Saturday, August 22, 2020

Something good the Israeli attorney general's doing to try and salvage his negative reputation

Israel's attorney-general, Avichai Mandelblit, earned a bad reputation for his relentless efforts to prosecute the prime minister over petty issues. But here, he's actually willing to file an appeal against an offensive supreme court ruling to block demolition of a murderous terrorist's house:
Attorney General Avichai Mandelblit will file for another hearing to discuss the possibility of demolishing the house of the terrorist who murdered IDF Sgt. Amit Ben Yigal after the Supreme Court forbade the destruction of the terrorist's house.

In a statement on behalf of the attorney general, it was emphasized that the application would be submitted following the request of the political echelon on the issue, and after the attorney general presented to them his professional assessment in relation to the chances and risks involved in the application.

In the court's ruling, the demolition order was revoked. The court clarified that the military commander has the authority to act to seal the room where the perpetrator lived, but not to demolish the entire structure.

The attorney general's statement added that "the request for further hearing will be limited to the determination of the judgment in relation to the need for consideration of the family members living in the terrorist's house, and will not deal with general law regarding the use of demolition tools by terrorists for deterrence purposes."

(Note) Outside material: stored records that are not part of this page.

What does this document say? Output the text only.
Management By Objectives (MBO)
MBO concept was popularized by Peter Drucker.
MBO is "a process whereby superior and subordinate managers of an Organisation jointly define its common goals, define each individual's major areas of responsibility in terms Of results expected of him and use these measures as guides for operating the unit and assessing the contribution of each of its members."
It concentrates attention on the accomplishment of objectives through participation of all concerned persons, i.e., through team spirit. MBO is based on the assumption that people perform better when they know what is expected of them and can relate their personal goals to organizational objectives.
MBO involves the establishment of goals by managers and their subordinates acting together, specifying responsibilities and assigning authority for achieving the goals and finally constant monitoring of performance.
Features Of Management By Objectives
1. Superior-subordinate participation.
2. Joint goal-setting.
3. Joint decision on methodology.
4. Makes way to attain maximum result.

MK Matan Kahana stated that he "welcomes the decision of the attorney general, who responded to my request and the request of many others and asked for a further hearing in the ruling given regarding the destruction of the house of the terrorist who killed Amit Ben Yigal."

"I will be there at the next hearing. I call on members of the Knesset to join me and attend the court hearing. Together, we will call on the judges to do justice and strengthen the IDF's deterrence," he added.
While this is a positive step Mandelblit's taken, it still doesn't excuse his reprehensible conduct towards Benjamin Netanyahu, and that's why Mandelblit will still have to vacate the position he doesn't deserve.

There's an important point to make that sealing the room where the terrorist himself lived is pathetic, and wouldn't stop him or anybody else that evil from living in the other parts of the house. The supreme court judges doubtlessly know this, and should be ashamed of themselves.